Annoyed by the shortcomings of Mnix (a compact Unix clone) Linus set out to write his own ‘kernel’ – the core of an operating system that handles memory allocation, talks to hardware devices, and makes everything running. He used GNU programming tools developed by Richard Stallman’s Free Software Foundation, an organization of volunteers dedicated to fulfilling Stallman’s ideal of making good software that anyone could use without paying. When he’d written a basic kernel, he released the source code to the Linux kernel on the Internet.

Source code is important. It’s the original from which compiled programs are generated. If you don’t have the source code to a program, you can’t modify it to fix the bugs or add new features. Most software companies won’t sell you their source code or will only do so for an eye-watering price, because they believe that if they make it available it will destroy their revenue stream.

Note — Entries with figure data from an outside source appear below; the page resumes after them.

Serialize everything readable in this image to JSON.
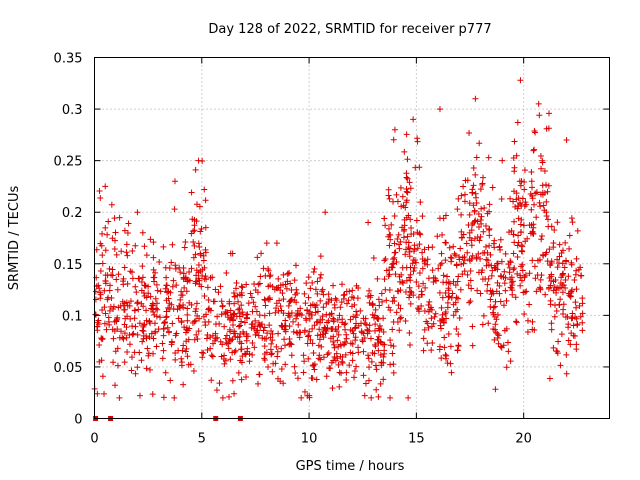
{
  "chart_data": {
    "type": "scatter",
    "title": "Day 128 of 2022, SRMTID for receiver p777",
    "xlabel": "GPS time / hours",
    "ylabel": "SRMTID / TECUs",
    "xlim": [
      0,
      24
    ],
    "ylim": [
      0,
      0.35
    ],
    "xticks": [
      0,
      5,
      10,
      15,
      20
    ],
    "xtick_labels": [
      "0",
      "5",
      "10",
      "15",
      "20"
    ],
    "yticks": [
      0,
      0.05,
      0.1,
      0.15,
      0.2,
      0.25,
      0.3,
      0.35
    ],
    "ytick_labels": [
      "0",
      "0.05",
      "0.1",
      "0.15",
      "0.2",
      "0.25",
      "0.3",
      "0.35"
    ],
    "grid": true,
    "legend": "none",
    "marker": "plus",
    "color": "#dd0000",
    "zero_markers_x": [
      0.05,
      0.75,
      5.65,
      6.8
    ],
    "clusters": [
      {
        "x_start": 0.0,
        "x_end": 1.0,
        "y_center": 0.115,
        "y_spread": 0.04,
        "y_max": 0.225,
        "count": 80
      },
      {
        "x_start": 1.0,
        "x_end": 3.0,
        "y_center": 0.11,
        "y_spread": 0.035,
        "y_max": 0.2,
        "count": 150
      },
      {
        "x_start": 3.0,
        "x_end": 4.5,
        "y_center": 0.105,
        "y_spread": 0.035,
        "y_max": 0.23,
        "count": 110
      },
      {
        "x_start": 4.5,
        "x_end": 5.2,
        "y_center": 0.14,
        "y_spread": 0.045,
        "y_max": 0.25,
        "count": 70
      },
      {
        "x_start": 5.2,
        "x_end": 7.5,
        "y_center": 0.09,
        "y_spread": 0.025,
        "y_max": 0.16,
        "count": 160
      },
      {
        "x_start": 7.5,
        "x_end": 9.5,
        "y_center": 0.1,
        "y_spread": 0.03,
        "y_max": 0.17,
        "count": 150
      },
      {
        "x_start": 9.5,
        "x_end": 12.0,
        "y_center": 0.09,
        "y_spread": 0.03,
        "y_max": 0.2,
        "count": 180
      },
      {
        "x_start": 12.0,
        "x_end": 13.5,
        "y_center": 0.085,
        "y_spread": 0.03,
        "y_max": 0.19,
        "count": 110
      },
      {
        "x_start": 13.5,
        "x_end": 14.5,
        "y_center": 0.14,
        "y_spread": 0.045,
        "y_max": 0.28,
        "count": 90
      },
      {
        "x_start": 14.5,
        "x_end": 15.2,
        "y_center": 0.17,
        "y_spread": 0.05,
        "y_max": 0.29,
        "count": 70
      },
      {
        "x_start": 15.2,
        "x_end": 17.0,
        "y_center": 0.12,
        "y_spread": 0.035,
        "y_max": 0.3,
        "count": 130
      },
      {
        "x_start": 17.0,
        "x_end": 18.5,
        "y_center": 0.17,
        "y_spread": 0.045,
        "y_max": 0.31,
        "count": 120
      },
      {
        "x_start": 18.5,
        "x_end": 19.5,
        "y_center": 0.12,
        "y_spread": 0.04,
        "y_max": 0.25,
        "count": 80
      },
      {
        "x_start": 19.5,
        "x_end": 20.2,
        "y_center": 0.18,
        "y_spread": 0.05,
        "y_max": 0.328,
        "count": 70
      },
      {
        "x_start": 20.2,
        "x_end": 21.2,
        "y_center": 0.18,
        "y_spread": 0.05,
        "y_max": 0.305,
        "count": 80
      },
      {
        "x_start": 21.2,
        "x_end": 22.8,
        "y_center": 0.12,
        "y_spread": 0.035,
        "y_max": 0.27,
        "count": 120
      }
    ]
  }
}
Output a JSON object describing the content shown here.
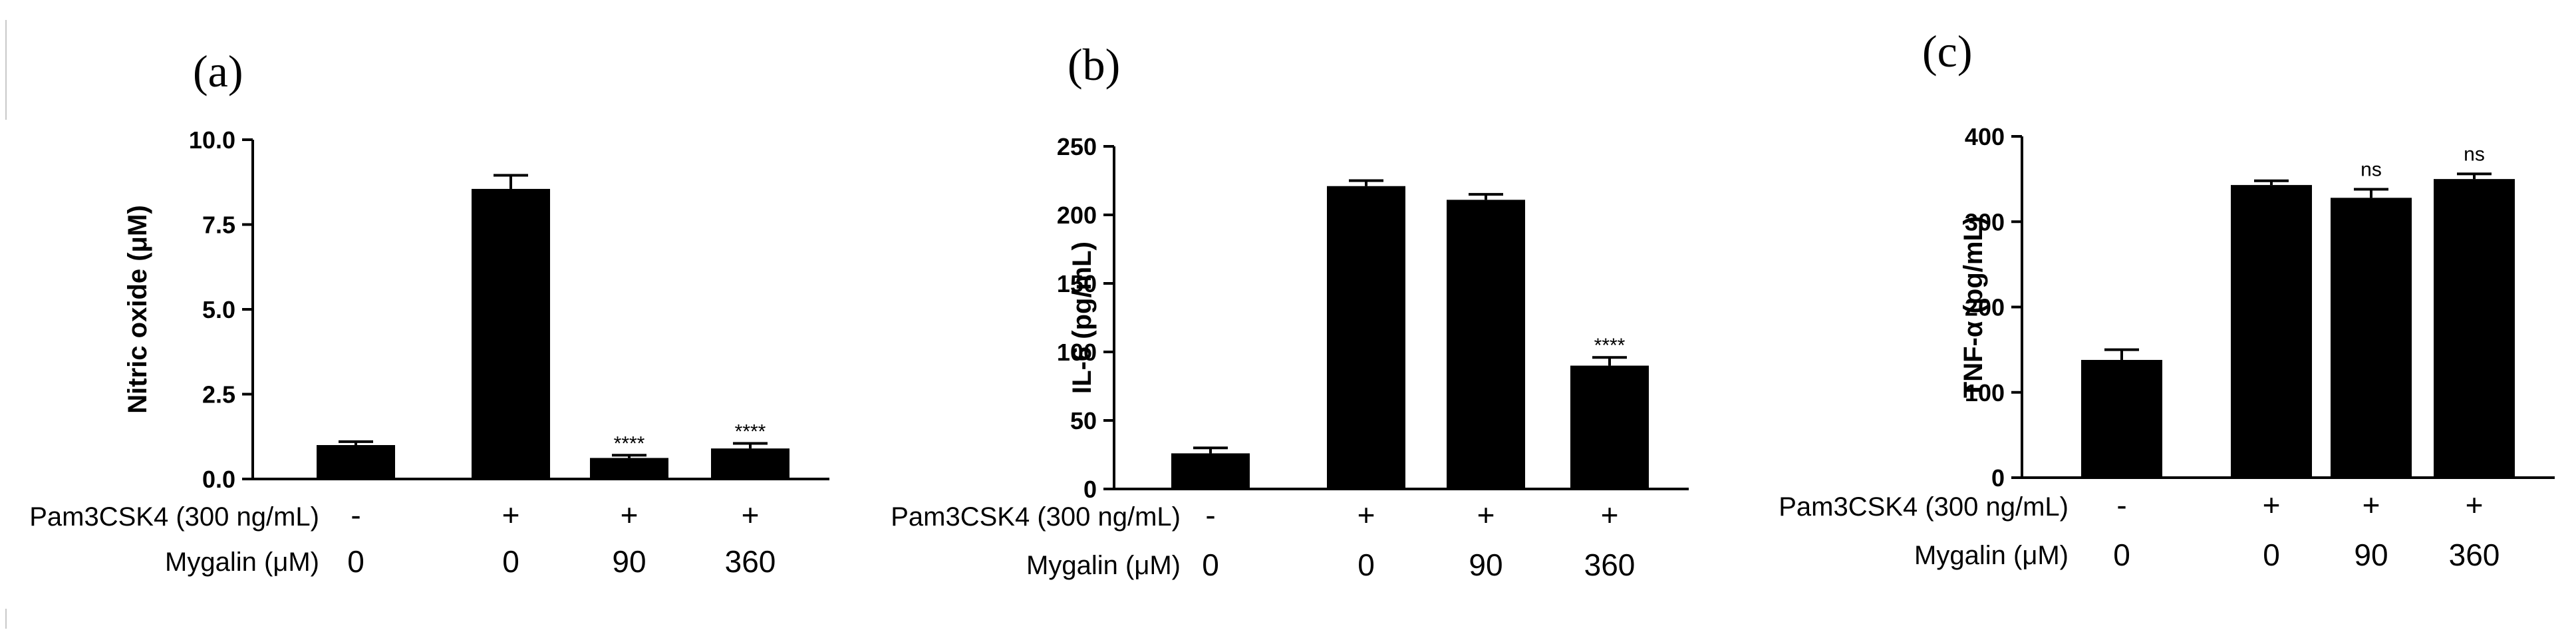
{
  "colors": {
    "bar": "#000000",
    "axis": "#000000",
    "background": "#ffffff"
  },
  "panels": [
    {
      "id": "a",
      "label": "(a)",
      "row1_label": "Pam3CSK4 (300 ng/mL)",
      "row2_label": "Mygalin (μM)",
      "row1_values": [
        "-",
        "+",
        "+",
        "+"
      ],
      "row2_values": [
        "0",
        "0",
        "90",
        "360"
      ]
    },
    {
      "id": "b",
      "label": "(b)",
      "row1_label": "Pam3CSK4 (300 ng/mL)",
      "row2_label": "Mygalin (μM)",
      "row1_values": [
        "-",
        "+",
        "+",
        "+"
      ],
      "row2_values": [
        "0",
        "0",
        "90",
        "360"
      ]
    },
    {
      "id": "c",
      "label": "(c)",
      "row1_label": "Pam3CSK4 (300 ng/mL)",
      "row2_label": "Mygalin (μM)",
      "row1_values": [
        "-",
        "+",
        "+",
        "+"
      ],
      "row2_values": [
        "0",
        "0",
        "90",
        "360"
      ]
    }
  ],
  "chart_data": [
    {
      "type": "bar",
      "title": "",
      "ylabel": "Nitric oxide (μM)",
      "xlabel": "",
      "ylim": [
        0,
        10
      ],
      "yticks": [
        0.0,
        2.5,
        5.0,
        7.5,
        10.0
      ],
      "ytick_labels": [
        "0.0",
        "2.5",
        "5.0",
        "7.5",
        "10.0"
      ],
      "categories": [
        "- / 0",
        "+ / 0",
        "+ / 90",
        "+ / 360"
      ],
      "values": [
        1.0,
        8.55,
        0.62,
        0.9
      ],
      "errors": [
        0.1,
        0.4,
        0.08,
        0.15
      ],
      "significance": [
        "",
        "",
        "****",
        "****"
      ]
    },
    {
      "type": "bar",
      "title": "",
      "ylabel": "IL-6 (pg/mL)",
      "xlabel": "",
      "ylim": [
        0,
        250
      ],
      "yticks": [
        0,
        50,
        100,
        150,
        200,
        250
      ],
      "ytick_labels": [
        "0",
        "50",
        "100",
        "150",
        "200",
        "250"
      ],
      "categories": [
        "- / 0",
        "+ / 0",
        "+ / 90",
        "+ / 360"
      ],
      "values": [
        26,
        221,
        211,
        90
      ],
      "errors": [
        4,
        4,
        4,
        6
      ],
      "significance": [
        "",
        "",
        "",
        "****"
      ]
    },
    {
      "type": "bar",
      "title": "",
      "ylabel": "TNF-α (pg/mL)",
      "xlabel": "",
      "ylim": [
        0,
        400
      ],
      "yticks": [
        0,
        100,
        200,
        300,
        400
      ],
      "ytick_labels": [
        "0",
        "100",
        "200",
        "300",
        "400"
      ],
      "categories": [
        "- / 0",
        "+ / 0",
        "+ / 90",
        "+ / 360"
      ],
      "values": [
        138,
        343,
        328,
        350
      ],
      "errors": [
        12,
        5,
        10,
        6
      ],
      "significance": [
        "",
        "",
        "ns",
        "ns"
      ]
    }
  ]
}
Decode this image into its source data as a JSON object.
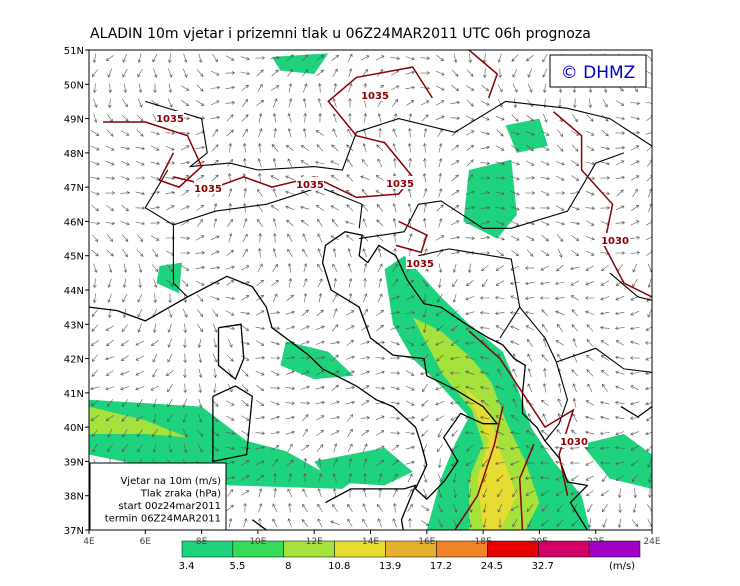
{
  "title": "ALADIN 10m vjetar i prizemni tlak u 06Z24MAR2011 UTC 06h prognoza",
  "badge": "© DHMZ",
  "latitudes": [
    "51N",
    "50N",
    "49N",
    "48N",
    "47N",
    "46N",
    "45N",
    "44N",
    "43N",
    "42N",
    "41N",
    "40N",
    "39N",
    "38N",
    "37N"
  ],
  "longitudes": [
    "4E",
    "6E",
    "8E",
    "10E",
    "12E",
    "14E",
    "16E",
    "18E",
    "20E",
    "22E",
    "24E"
  ],
  "isobars": [
    "1035",
    "1035",
    "1035",
    "1035",
    "1035",
    "1035",
    "1030",
    "1030"
  ],
  "legend": {
    "lines": [
      "Vjetar na 10m (m/s)",
      "Tlak zraka (hPa)",
      "start 00z24mar2011",
      "termin 06Z24MAR2011"
    ]
  },
  "colorbar": {
    "labels": [
      "3.4",
      "5.5",
      "8",
      "10.8",
      "13.9",
      "17.2",
      "24.5",
      "32.7"
    ],
    "unit": "(m/s)"
  }
}
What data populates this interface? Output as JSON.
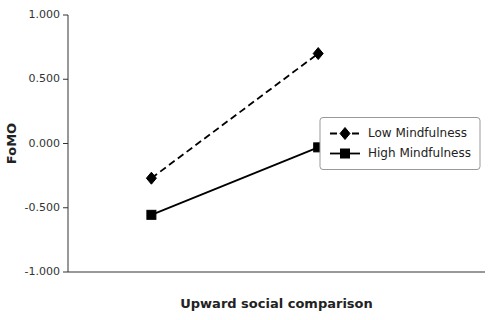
{
  "chart_data": {
    "type": "line",
    "x": [
      1,
      2
    ],
    "series": [
      {
        "name": "Low Mindfulness",
        "color": "#000000",
        "line_style": "dashed",
        "marker": "diamond",
        "values": [
          -0.27,
          0.7
        ]
      },
      {
        "name": "High Mindfulness",
        "color": "#000000",
        "line_style": "solid",
        "marker": "square",
        "values": [
          -0.555,
          -0.03
        ]
      }
    ],
    "xlabel": "Upward social comparison",
    "ylabel": "FoMO",
    "xlim": [
      0.5,
      3.0
    ],
    "xticks": [],
    "ylim": [
      -1.0,
      1.0
    ],
    "yticks": [
      {
        "value": -1.0,
        "label": "-1.000"
      },
      {
        "value": -0.5,
        "label": "-0.500"
      },
      {
        "value": 0.0,
        "label": "0.000"
      },
      {
        "value": 0.5,
        "label": "0.500"
      },
      {
        "value": 1.0,
        "label": "1.000"
      }
    ],
    "legend": "right",
    "tick_labels": "y",
    "grid": false
  }
}
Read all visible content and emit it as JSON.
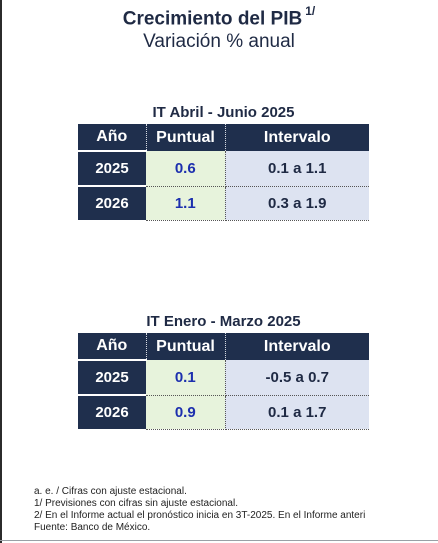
{
  "title": "Crecimiento del PIB",
  "title_sup": "1/",
  "subtitle": "Variación % anual",
  "tables": [
    {
      "caption": "IT Abril - Junio 2025",
      "headers": [
        "Año",
        "Puntual",
        "Intervalo"
      ],
      "rows": [
        {
          "year": "2025",
          "puntual": "0.6",
          "intervalo": "0.1 a 1.1"
        },
        {
          "year": "2026",
          "puntual": "1.1",
          "intervalo": "0.3 a 1.9"
        }
      ]
    },
    {
      "caption": "IT Enero - Marzo 2025",
      "headers": [
        "Año",
        "Puntual",
        "Intervalo"
      ],
      "rows": [
        {
          "year": "2025",
          "puntual": "0.1",
          "intervalo": "-0.5 a 0.7"
        },
        {
          "year": "2026",
          "puntual": "0.9",
          "intervalo": "0.1 a 1.7"
        }
      ]
    }
  ],
  "notes": [
    "a. e. / Cifras con ajuste estacional.",
    "1/ Previsiones con cifras sin ajuste estacional.",
    "2/ En el Informe actual el pronóstico inicia en 3T-2025. En el Informe anteri",
    "Fuente: Banco de México."
  ],
  "colors": {
    "header_bg": "#1f2f4d",
    "puntual_bg": "#e7f3dc",
    "puntual_text": "#1c2fae",
    "intervalo_bg": "#dde3f1",
    "title_text": "#1f2a44"
  }
}
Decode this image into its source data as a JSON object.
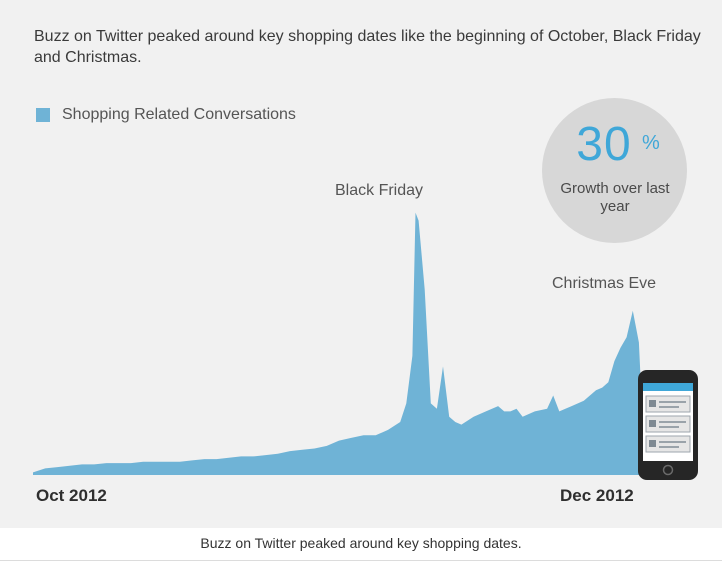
{
  "headline": "Buzz on Twitter peaked around key shopping dates like the beginning of October, Black Friday and Christmas.",
  "caption": "Buzz on Twitter peaked around key shopping dates.",
  "badge": {
    "number": "30",
    "unit": "%",
    "text": "Growth over last year"
  },
  "colors": {
    "area": "#6fb3d6",
    "accent": "#3fa7d8",
    "badge_bg": "#d7d7d7"
  },
  "chart_data": {
    "type": "area",
    "title": "",
    "xlabel": "",
    "ylabel": "",
    "x_tick_labels": [
      "Oct 2012",
      "Dec 2012"
    ],
    "legend": {
      "position": "top-left"
    },
    "grid": false,
    "ylim": [
      0,
      100
    ],
    "series": [
      {
        "name": "Shopping Related Conversations",
        "x": [
          0,
          2,
          4,
          6,
          8,
          10,
          12,
          14,
          16,
          18,
          20,
          22,
          24,
          26,
          28,
          30,
          32,
          34,
          36,
          38,
          40,
          42,
          44,
          46,
          48,
          50,
          52,
          54,
          56,
          58,
          60,
          61,
          62,
          62.5,
          63,
          64,
          65,
          66,
          67,
          68,
          69,
          70,
          72,
          74,
          76,
          77,
          78,
          79,
          80,
          82,
          84,
          85,
          86,
          87,
          88,
          90,
          91,
          92,
          93,
          94,
          95,
          96,
          97,
          98,
          99,
          100
        ],
        "values": [
          1,
          2.5,
          3,
          3.5,
          4,
          4,
          4.5,
          4.5,
          4.5,
          5,
          5,
          5,
          5,
          5.5,
          6,
          6,
          6.5,
          7,
          7,
          7.5,
          8,
          9,
          9.5,
          10,
          11,
          13,
          14,
          15,
          15,
          17,
          20,
          27,
          45,
          99,
          96,
          70,
          27,
          25,
          41,
          22,
          20,
          19,
          22,
          24,
          26,
          24,
          24,
          25,
          22,
          24,
          25,
          30,
          24,
          25,
          26,
          28,
          30,
          32,
          33,
          35,
          43,
          48,
          52,
          62,
          50,
          1
        ]
      }
    ],
    "annotations": [
      {
        "text": "Black Friday",
        "x": 62.5
      },
      {
        "text": "Christmas Eve",
        "x": 96
      }
    ]
  }
}
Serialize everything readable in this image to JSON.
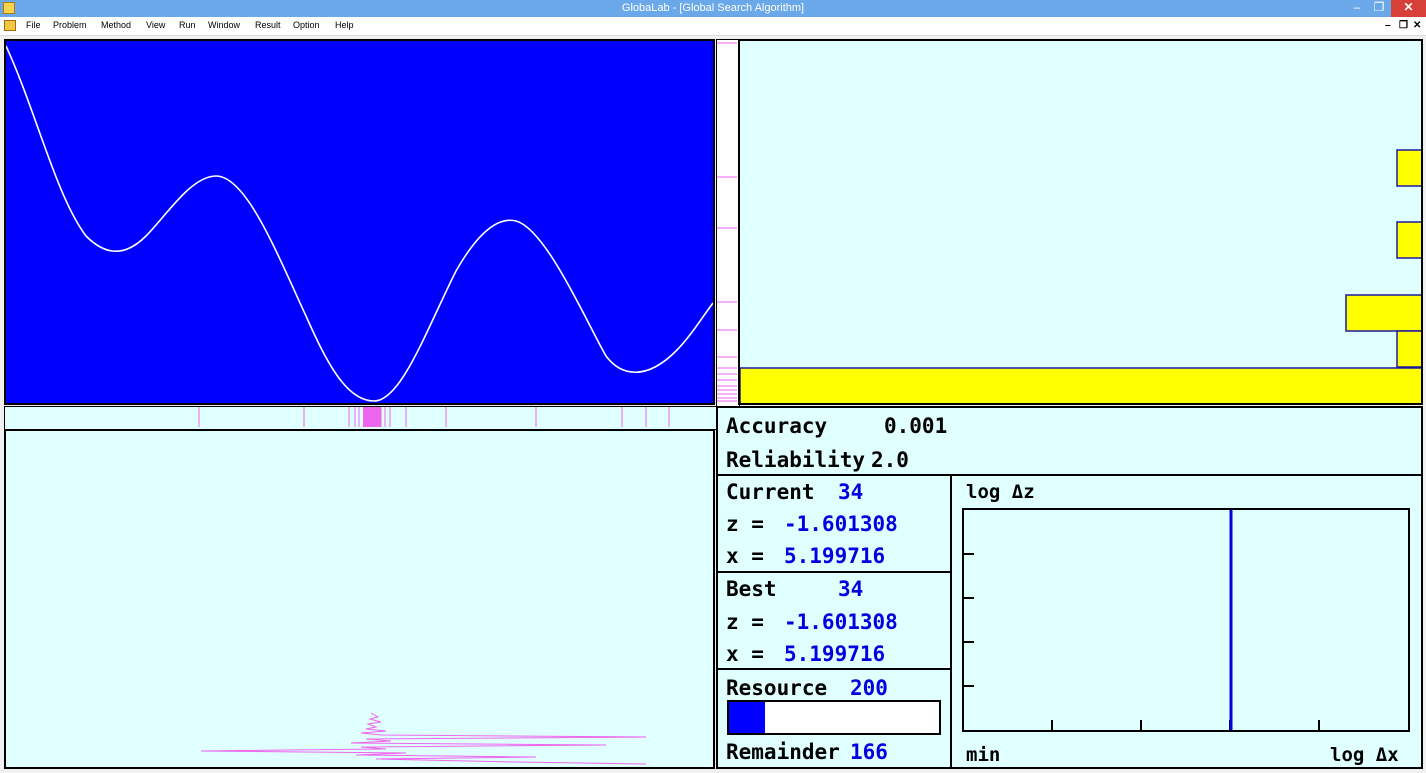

What happened next was astounding from the conventional, commercial software industry point of view – and absolutely predictable to anyone who knew about the Free Software Foundation. Programmers (mostly students) began using Linux. They found that it didn’t do things they wanted it to do – so they fixed it. And where they improved it, they sent the improvements to Linus, who rolled them into the kernel. And Linux began to grow.

There is a term for this model of software development; it is called Open Source. Anyone can have the source code – it is free. Anyone can contribute to it. If you use it heavily you may want to extend or develop or fix bugs in it – and it is easy to give your fixes back to the community that most people do so.

An operating system kernel on its own isn’t a lot of use; but Linux was purposefully designed as a near-clone of Unix, and there is a lot of software out there that is free and was designed to compile on Linux. By about 1992, the first ‘distributions’ appeared.

A distribution is the Linux-user term for a complete operating system kit, complete with the utilities and applications you need to make it do useful things – command interpreters, programming tools, text editors, typesetting tools, and graphical user interfaces based on the X windowing system. X is a standard in academic and scientific computing, but not hitherto common on PC’s; it’s a complex distributed windowing system on which people implement graphical interfaces like KDE and Gnome.

As more and more people got to know about Linux, some of them began to port the Linux kernel to run on non-standard computers. Because it’s free, Linux is now the most widely-ported operating system there is.